Final step in proving that the only invariant subspaces of $\mathbb{R}^2$ are $\mathbb{R}^2$ and $0$

Question

There's this example in my book that goes as follows:

Let $T$ a linear operator on $\mathbb{R}^2$ represented in the standard ordered basis by the matrix $$\begin{bmatrix}0&-1\\1&0\end{bmatrix}$$ Then the only subspaces of $\mathbb{R}^2$ which are invariant under $T$ are $\mathbb{R}^2$ and $0$. For any other invariant subspace $W$ would necessarily have dimension 1. But if $W$ is the subspace spanned by some non-zero vector $\alpha$ then the statement that $W$ is invariant under $T$ means that $T\alpha=c\alpha$ for some real number $c$.

So far so good, but here comes the step I don't understand.

But this is impossible with $\alpha\neq0$ because one can easily verify that for any $c$ the operator $(T-cI)$ is invertible.
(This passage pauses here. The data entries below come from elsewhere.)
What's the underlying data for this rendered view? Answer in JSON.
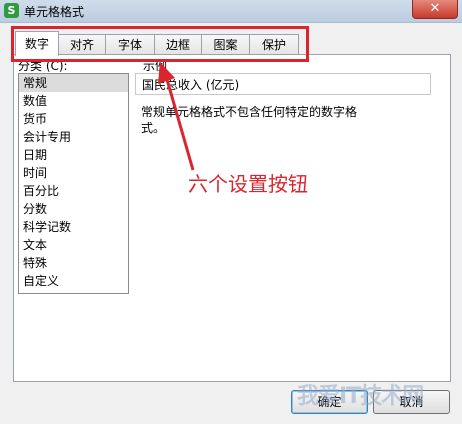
{
  "window": {
    "title": "单元格格式",
    "app_icon": "S",
    "close_glyph": "✕"
  },
  "tabs": [
    {
      "label": "数字",
      "active": true
    },
    {
      "label": "对齐"
    },
    {
      "label": "字体"
    },
    {
      "label": "边框"
    },
    {
      "label": "图案"
    },
    {
      "label": "保护"
    }
  ],
  "category": {
    "label": "分类 (C):",
    "items": [
      "常规",
      "数值",
      "货币",
      "会计专用",
      "日期",
      "时间",
      "百分比",
      "分数",
      "科学记数",
      "文本",
      "特殊",
      "自定义"
    ],
    "selected_index": 0
  },
  "sample": {
    "label": "示例",
    "value": "国民总收入 (亿元)"
  },
  "description": "常规单元格格式不包含任何特定的数字格式。",
  "annotation": "六个设置按钮",
  "buttons": {
    "ok": "确定",
    "cancel": "取消"
  },
  "watermark": "我爱IT技术网",
  "colors": {
    "annotation": "#d9262e",
    "titlebar": "#c4d4e6",
    "close": "#c7392c"
  }
}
My question is, what does it matter that $T-cI$ is invertible, and why does that make things impossible? Additionally, are there alternative ways to prove such a statement?

Answer 1

$Tα=cα$ implies $Tα-cα=0$, i.e. $(T-cI)α=0$. Now if $T-cI$ is invertible, we can just multiply the last equation from the left with the inverse of $T-cI$ and we get $α=0$.

Answer 2

There is an elementary alternative proof. Suppose $T(\alpha) = c \alpha$. Write $\alpha = (a, b)$. Then you find that $-b = ca$ and $a = cb$. The only real possibility is $a = b = 0$.